Gross margin in the third quarter of 2010 was 27.4%, consistent with prior year and a decrease of 20 bps compared to the previous quarter. The decrease as compared to prior quarter was mainly attributable to a decrease in Locum Tenens staffing gross margin offset by a higher gross margin from the acquired businesses which contributed 50 bps gross margin improvement in the quarter.

Selling, general and administrative ("SG&A") expenses for the third quarter of 2010 were 26.5% as a percentage of revenue compared to 22.2% in the same quarter last year. Third quarter SG&A increased by $10 million over the same period in the prior year and increased by $12 million as compared to the prior quarter, due primarily to additional acquisition and integration related costs totaling $6 million and the SG&A costs of the acquired business for the month of September which also totaled $6 million. Acquisition and integration related costs for the quarter include charges consisting mainly of severance payments related to workforce reductions and professional services fees incurred to assist with due diligence, accounting, tax, legal and other advisory services associated with the acquisition and the related integration efforts.

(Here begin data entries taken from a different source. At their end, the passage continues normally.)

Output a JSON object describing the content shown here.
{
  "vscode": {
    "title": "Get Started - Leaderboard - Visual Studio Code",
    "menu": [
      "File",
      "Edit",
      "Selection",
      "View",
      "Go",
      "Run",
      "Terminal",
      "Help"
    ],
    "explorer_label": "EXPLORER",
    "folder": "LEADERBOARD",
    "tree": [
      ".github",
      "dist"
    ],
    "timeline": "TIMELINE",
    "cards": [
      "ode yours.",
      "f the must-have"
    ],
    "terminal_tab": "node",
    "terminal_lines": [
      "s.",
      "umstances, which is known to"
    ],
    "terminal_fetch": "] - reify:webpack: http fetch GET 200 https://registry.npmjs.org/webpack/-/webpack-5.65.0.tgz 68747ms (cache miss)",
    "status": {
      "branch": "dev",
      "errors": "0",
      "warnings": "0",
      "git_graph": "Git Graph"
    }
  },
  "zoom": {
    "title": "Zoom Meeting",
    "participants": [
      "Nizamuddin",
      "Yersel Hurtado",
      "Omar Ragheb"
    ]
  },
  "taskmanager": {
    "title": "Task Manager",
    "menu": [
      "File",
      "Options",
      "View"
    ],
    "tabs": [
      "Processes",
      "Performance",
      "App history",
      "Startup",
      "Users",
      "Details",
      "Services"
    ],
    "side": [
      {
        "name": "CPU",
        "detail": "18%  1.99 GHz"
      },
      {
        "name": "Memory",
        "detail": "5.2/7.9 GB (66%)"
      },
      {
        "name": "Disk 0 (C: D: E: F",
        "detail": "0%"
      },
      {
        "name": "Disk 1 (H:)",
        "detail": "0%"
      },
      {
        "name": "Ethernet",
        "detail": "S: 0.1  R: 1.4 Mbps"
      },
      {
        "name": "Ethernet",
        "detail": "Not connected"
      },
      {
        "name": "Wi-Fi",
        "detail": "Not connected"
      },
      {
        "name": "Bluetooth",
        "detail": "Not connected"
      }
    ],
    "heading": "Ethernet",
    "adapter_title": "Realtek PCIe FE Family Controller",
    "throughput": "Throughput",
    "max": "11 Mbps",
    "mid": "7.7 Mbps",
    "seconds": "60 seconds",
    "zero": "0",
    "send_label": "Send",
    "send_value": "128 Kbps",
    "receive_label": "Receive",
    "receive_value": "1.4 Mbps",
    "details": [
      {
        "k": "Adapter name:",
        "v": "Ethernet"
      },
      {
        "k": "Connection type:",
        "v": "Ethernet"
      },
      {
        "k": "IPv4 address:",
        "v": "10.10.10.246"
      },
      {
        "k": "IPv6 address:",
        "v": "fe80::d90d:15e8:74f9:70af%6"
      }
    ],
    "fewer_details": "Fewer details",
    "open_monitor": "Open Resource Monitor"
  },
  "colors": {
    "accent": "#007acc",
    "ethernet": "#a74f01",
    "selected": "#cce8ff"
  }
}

In connection with the acquisition and the associated additional financing, the company incurred additional financing costs of which $5 million were charged directly to interest expense in the period.
Unrelated to the transaction, in accordance with accounting guidance on goodwill and other intangible assets, the company incurred $49.8 million in non-cash impairment charges relating to goodwill and certain other intangible assets resulting from prior acquisitions. These impairment charges are non-cash expenses and will not have any impact on the company's cash position, future cash flows or debt covenants.

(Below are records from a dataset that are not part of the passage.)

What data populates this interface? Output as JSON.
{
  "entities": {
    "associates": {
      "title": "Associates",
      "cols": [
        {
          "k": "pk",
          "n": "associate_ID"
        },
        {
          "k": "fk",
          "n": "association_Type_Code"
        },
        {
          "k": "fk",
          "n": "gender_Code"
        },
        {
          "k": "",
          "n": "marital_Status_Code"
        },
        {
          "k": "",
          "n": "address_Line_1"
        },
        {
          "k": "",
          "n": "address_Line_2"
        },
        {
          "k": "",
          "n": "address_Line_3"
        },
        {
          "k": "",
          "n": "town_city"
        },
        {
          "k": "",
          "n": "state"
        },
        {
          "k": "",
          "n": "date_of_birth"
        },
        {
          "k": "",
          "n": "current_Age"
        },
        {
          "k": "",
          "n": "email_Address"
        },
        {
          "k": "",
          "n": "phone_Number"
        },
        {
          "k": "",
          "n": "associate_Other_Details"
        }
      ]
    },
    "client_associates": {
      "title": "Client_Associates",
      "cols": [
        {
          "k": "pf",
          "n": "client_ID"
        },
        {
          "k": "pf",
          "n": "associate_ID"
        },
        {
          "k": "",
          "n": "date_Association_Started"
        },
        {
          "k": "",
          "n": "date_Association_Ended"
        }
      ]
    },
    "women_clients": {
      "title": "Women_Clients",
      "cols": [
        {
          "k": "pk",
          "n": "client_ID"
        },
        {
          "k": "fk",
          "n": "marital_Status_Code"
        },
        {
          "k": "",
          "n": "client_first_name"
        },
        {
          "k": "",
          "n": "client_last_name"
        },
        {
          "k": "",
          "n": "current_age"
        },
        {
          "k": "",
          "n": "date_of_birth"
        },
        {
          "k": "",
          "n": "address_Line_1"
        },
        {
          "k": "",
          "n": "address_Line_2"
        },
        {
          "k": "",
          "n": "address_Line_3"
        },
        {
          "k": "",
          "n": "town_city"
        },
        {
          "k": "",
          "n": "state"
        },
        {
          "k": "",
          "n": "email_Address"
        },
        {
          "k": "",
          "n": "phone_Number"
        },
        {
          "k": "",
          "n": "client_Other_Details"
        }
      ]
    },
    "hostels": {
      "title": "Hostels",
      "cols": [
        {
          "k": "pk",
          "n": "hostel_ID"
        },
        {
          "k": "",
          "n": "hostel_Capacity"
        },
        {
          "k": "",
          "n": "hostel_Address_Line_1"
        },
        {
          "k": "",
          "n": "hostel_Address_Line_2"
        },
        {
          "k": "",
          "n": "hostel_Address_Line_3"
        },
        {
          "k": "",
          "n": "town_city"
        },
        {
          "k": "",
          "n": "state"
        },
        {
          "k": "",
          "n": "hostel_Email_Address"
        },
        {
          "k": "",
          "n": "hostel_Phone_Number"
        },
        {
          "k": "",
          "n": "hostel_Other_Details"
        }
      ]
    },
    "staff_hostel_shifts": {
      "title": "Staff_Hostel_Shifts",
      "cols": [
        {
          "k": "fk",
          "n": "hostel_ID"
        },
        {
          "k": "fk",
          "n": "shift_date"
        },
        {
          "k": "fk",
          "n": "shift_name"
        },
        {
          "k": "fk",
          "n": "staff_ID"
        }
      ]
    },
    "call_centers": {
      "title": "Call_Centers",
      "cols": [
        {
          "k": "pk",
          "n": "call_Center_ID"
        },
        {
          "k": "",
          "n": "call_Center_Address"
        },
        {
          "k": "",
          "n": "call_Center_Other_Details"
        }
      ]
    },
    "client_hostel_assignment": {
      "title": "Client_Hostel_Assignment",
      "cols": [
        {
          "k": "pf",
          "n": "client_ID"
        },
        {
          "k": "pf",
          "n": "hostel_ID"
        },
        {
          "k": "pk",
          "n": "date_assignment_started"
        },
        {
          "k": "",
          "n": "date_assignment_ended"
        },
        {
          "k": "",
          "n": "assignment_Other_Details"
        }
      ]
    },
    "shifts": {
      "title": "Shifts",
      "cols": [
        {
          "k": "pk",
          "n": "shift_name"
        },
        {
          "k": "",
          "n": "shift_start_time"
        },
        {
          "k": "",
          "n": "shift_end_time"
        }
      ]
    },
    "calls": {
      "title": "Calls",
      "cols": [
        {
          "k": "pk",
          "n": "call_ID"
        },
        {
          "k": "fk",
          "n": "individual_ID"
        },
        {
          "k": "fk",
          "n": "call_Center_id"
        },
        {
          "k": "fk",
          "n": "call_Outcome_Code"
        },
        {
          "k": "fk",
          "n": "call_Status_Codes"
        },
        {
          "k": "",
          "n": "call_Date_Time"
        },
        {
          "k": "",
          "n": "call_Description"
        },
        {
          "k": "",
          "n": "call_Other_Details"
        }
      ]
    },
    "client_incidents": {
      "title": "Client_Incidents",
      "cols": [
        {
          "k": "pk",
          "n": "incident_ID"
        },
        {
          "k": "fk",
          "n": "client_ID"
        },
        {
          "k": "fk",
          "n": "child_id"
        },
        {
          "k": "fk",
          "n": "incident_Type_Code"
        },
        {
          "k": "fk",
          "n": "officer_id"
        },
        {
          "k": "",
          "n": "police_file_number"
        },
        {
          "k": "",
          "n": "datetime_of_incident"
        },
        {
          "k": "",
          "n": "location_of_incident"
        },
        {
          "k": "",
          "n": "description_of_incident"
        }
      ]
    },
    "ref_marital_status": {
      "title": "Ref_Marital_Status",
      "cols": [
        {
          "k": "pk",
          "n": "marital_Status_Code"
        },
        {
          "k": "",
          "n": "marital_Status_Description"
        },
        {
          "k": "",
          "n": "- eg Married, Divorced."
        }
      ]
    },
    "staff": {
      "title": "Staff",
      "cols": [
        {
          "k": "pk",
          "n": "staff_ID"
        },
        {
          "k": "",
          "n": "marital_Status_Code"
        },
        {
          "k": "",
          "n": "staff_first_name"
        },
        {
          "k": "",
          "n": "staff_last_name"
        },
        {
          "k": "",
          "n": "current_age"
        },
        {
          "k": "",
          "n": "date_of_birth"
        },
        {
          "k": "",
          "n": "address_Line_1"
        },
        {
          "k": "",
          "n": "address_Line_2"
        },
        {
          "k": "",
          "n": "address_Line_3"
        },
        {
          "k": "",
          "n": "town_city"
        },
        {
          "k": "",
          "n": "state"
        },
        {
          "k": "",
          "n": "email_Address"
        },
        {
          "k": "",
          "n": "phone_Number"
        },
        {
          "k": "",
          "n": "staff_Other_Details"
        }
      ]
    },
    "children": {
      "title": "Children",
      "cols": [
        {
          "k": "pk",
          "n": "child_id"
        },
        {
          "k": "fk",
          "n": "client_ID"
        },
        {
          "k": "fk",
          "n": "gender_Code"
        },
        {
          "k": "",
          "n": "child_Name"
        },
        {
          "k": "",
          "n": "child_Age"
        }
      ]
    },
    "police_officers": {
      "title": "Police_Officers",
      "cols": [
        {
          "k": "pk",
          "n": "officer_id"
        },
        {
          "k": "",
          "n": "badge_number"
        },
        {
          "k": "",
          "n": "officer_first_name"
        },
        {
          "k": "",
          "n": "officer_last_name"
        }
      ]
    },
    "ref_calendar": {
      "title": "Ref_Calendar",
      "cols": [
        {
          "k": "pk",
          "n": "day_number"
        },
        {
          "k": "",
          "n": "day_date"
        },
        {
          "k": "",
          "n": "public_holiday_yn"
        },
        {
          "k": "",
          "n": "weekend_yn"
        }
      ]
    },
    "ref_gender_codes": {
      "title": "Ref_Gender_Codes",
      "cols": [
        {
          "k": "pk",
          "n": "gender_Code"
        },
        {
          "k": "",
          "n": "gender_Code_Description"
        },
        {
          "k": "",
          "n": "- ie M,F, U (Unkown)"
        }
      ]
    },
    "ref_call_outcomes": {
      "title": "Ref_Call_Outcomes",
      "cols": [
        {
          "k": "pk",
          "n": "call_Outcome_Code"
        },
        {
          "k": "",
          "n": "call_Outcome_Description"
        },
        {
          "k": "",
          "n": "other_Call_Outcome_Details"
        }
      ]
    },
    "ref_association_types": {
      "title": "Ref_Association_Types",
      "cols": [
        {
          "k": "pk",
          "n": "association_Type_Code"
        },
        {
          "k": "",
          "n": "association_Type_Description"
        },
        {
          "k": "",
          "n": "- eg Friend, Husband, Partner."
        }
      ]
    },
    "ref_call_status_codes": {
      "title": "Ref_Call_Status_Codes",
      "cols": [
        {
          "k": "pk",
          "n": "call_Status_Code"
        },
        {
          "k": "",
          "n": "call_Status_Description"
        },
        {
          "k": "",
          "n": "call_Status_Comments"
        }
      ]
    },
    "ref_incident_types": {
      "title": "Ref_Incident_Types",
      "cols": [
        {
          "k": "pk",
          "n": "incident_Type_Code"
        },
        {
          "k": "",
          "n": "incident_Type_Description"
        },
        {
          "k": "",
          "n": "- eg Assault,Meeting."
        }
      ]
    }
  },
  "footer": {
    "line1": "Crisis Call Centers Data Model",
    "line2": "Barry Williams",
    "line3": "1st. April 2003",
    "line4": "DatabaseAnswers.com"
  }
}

Third quarter GAAP net loss per diluted common share was ($1.48) and included the negative impacts of ($1.25) of non-cash goodwill and other intangible asset impairment charges, ($0.13) of acquisition related charges and ($0.09) for the write off of financing costs. Third quarter GAAP net loss per diluted common share for the quarter also includes the impact of assumed accumulated dividends on the preferred securities issued in connection with the acquisition having an impact of ($0.01) per common share.
As of September 30, 2010, cash and cash equivalents totaled $2 million, compared to $27 million as of December 31, 2009. Total term debt outstanding, net of discount, as of September 30, 2010 was $217 million, with no borrowings on the revolver portion of the credit facility.

Business Trends and Outlook
Going into the fourth quarter, the Nursing and Allied staffing business continues to experience positive momentum overall. The strength of our Managed Services business is expected to help deliver slight sequential growth in the fourth quarter, overcoming the typical seasonal declines. The Physician businesses are expected to decline sequentially, in line with the typical seasonal trends. The Home Healthcare business is expected to experience a slight sequential decrease compared to historic levels. Consolidated revenues in the fourth quarter are expected to be between $215 million and $220 million, which is essentially flat on a pro forma basis compared with the third quarter. Gross margin is anticipated to increase nominally due to the inclusion of Medfinders for a full quarter.